On Saturday, hundreds of transport workers, employers and industry groups will participate in national convoys urging the passing of transport reform as truck crash deaths for 2023 surge to 202 and transport business insolvencies hit a five-year high.
The convoys come on Black Friday weekend, one of the busiest for transport workers and businesses, and will converge in Melbourne, Brisbane, Adelaide, Perth, Darwin, and from Sydney to Parliament House, Canberra.
The industry will come together to urge Federal Parliament to announce its support of the Closing the Loopholes bill so that work can urgently commence to establish fair, safe and sustainable standards in transport.
The group has warned that Shadow Minister for Industrial Relations Michaelia Cash’s recent motion to force a three-month delay to the senate report and vote on the bill will leave deadly pressures and unstable market forces unaddressed.
On average, each month 20 people die in truck crashes, three transport workers are killed, and 55 transport businesses collapse.
Twelve hours after Cash introduced the motion to delay, another food delivery rider died in a collision with a rideshare driver. It was the fourth transport gig worker death this year.
Analysis of ABS data by the ACTU found that the three-month delay of the bill would see gig workers lose up to $110 million in pay.
The convoy involves transport employees, owner drivers and gig workers, transport associations ARTIO, NatRoad, and NRFA, and transport operators including Global Express, Toll, Linfox, Bevchain, ACFS and FBT Transwest.
Two weeks ago, transport gig companies Uber, DoorDash and Menulog renewed their support for standard-setting reform at the Senate Inquiry into the Bill.

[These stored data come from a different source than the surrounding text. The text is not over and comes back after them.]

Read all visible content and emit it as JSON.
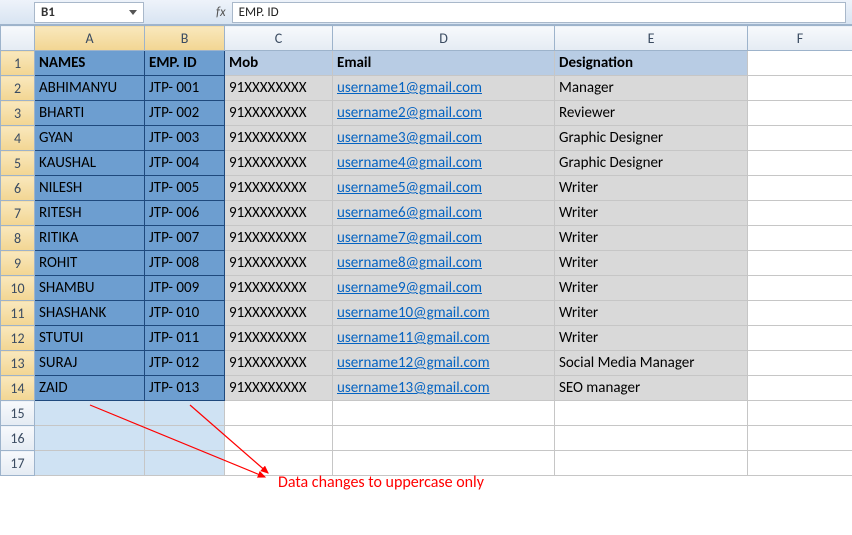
{
  "formula_bar": {
    "name_box": "B1",
    "fx_label": "fx",
    "formula": "EMP. ID"
  },
  "col_headers": [
    "A",
    "B",
    "C",
    "D",
    "E",
    "F"
  ],
  "row_headers": [
    "1",
    "2",
    "3",
    "4",
    "5",
    "6",
    "7",
    "8",
    "9",
    "10",
    "11",
    "12",
    "13",
    "14",
    "15",
    "16",
    "17"
  ],
  "headers": {
    "A": "NAMES",
    "B": "EMP. ID",
    "C": "Mob",
    "D": "Email",
    "E": "Designation"
  },
  "rows": [
    {
      "A": "ABHIMANYU",
      "B": "JTP- 001",
      "C": "91XXXXXXXX",
      "D": "username1@gmail.com",
      "E": "Manager"
    },
    {
      "A": "BHARTI",
      "B": "JTP- 002",
      "C": "91XXXXXXXX",
      "D": "username2@gmail.com",
      "E": "Reviewer"
    },
    {
      "A": "GYAN",
      "B": "JTP- 003",
      "C": "91XXXXXXXX",
      "D": "username3@gmail.com",
      "E": "Graphic Designer"
    },
    {
      "A": "KAUSHAL",
      "B": "JTP- 004",
      "C": "91XXXXXXXX",
      "D": "username4@gmail.com",
      "E": "Graphic Designer"
    },
    {
      "A": "NILESH",
      "B": "JTP- 005",
      "C": "91XXXXXXXX",
      "D": "username5@gmail.com",
      "E": "Writer"
    },
    {
      "A": "RITESH",
      "B": "JTP- 006",
      "C": "91XXXXXXXX",
      "D": "username6@gmail.com",
      "E": "Writer"
    },
    {
      "A": "RITIKA",
      "B": "JTP- 007",
      "C": "91XXXXXXXX",
      "D": "username7@gmail.com",
      "E": "Writer"
    },
    {
      "A": "ROHIT",
      "B": "JTP- 008",
      "C": "91XXXXXXXX",
      "D": "username8@gmail.com",
      "E": "Writer"
    },
    {
      "A": "SHAMBU",
      "B": "JTP- 009",
      "C": "91XXXXXXXX",
      "D": "username9@gmail.com",
      "E": "Writer"
    },
    {
      "A": "SHASHANK",
      "B": "JTP- 010",
      "C": "91XXXXXXXX",
      "D": "username10@gmail.com",
      "E": "Writer"
    },
    {
      "A": "STUTUI",
      "B": "JTP- 011",
      "C": "91XXXXXXXX",
      "D": "username11@gmail.com",
      "E": "Writer"
    },
    {
      "A": "SURAJ",
      "B": "JTP- 012",
      "C": "91XXXXXXXX",
      "D": "username12@gmail.com",
      "E": "Social Media Manager"
    },
    {
      "A": "ZAID",
      "B": "JTP- 013",
      "C": "91XXXXXXXX",
      "D": "username13@gmail.com",
      "E": "SEO manager"
    }
  ],
  "annotation": {
    "text": "Data changes to uppercase only"
  }
}
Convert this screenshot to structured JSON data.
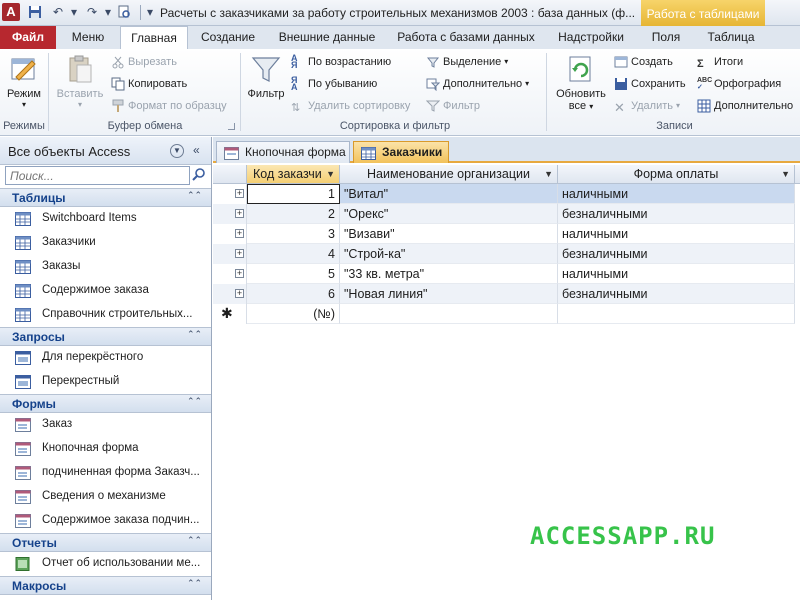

TWU National Secretary Michael Kaine said:
“The festive season is always treacherous for transport workers and has been made worse by Dutton and Cash’s motion to delay the passing of lifesaving reform. This year, 48 transport workers have been killed, including four gig workers. Deaths and insolvencies are surging in an industry with no minimum standards. That’s why we’re showing up in our hundreds on Black Friday weekend to remind Federal Parliament of the urgency of reform and the unity behind it.
“With all major gig companies on board, the entire transport industry has backed this reform. We need Federal Parliament to do the same so we can save lives on our roads.”
ARTIO Secretary Peter Anderson said:
“Transport has become progressively more dangerous and more volatile. Supply chains are adversely challenged without the protection of standards to ensure fair, healthy competition and safeguards against the threat of the imposing gig economy. The industry is united for this reform. We can’t wait any longer. Legislation passing Parliament will give us the mandate to introduce standards to improve fairness, safety and productivity.”
NatRoad CEO Warren Clark said:
“Transport is an essential industry but is at breaking point. We are seeing more and more transport businesses close up shop because they can’t sustain their costs in this environment. We need broad and meaningful change to make transport more viable. This legislation has our support along with countless others spanning the entire industry.”
NRFA Vice President Glyn Castanelli said:
“This reform is urgent. For decades, the industry has disagreed on many matters, but on this, we are united. There is no reason to delay legislation that will save lives and businesses. Owner drivers are doing it tough in the cost-of-living crisis with operating costs through the roof and pressures increasing. We urgently need standards to support cost recovery and safe working conditions. We’re all on board for this legislative lifeline. It’s time to get this done.”
Convoy details to follow.
The monthly averages mentioned above are based on the three months Aug-Oct 2023:
- In total, 60 people were killed in truck crashes.
- Nine truck drivers and a transport gig worker were killed.
- 166 transport businesses became insolvent – a 44% increase on the same period last year.
- ASIC statistics show 355 transport businesses have become insolvent (Jan-Oct 2023).
- So far this year, 202 people have died in truck crashes, including 44 truck drivers*.
- Four transport gig workers have been killed this year, including rideshare driver Scott Cabrie who was murdered allegedly by his passengers, and three food delivery riders.
*These statistics are based on the TWU’s monitoring of media reports and may be higher.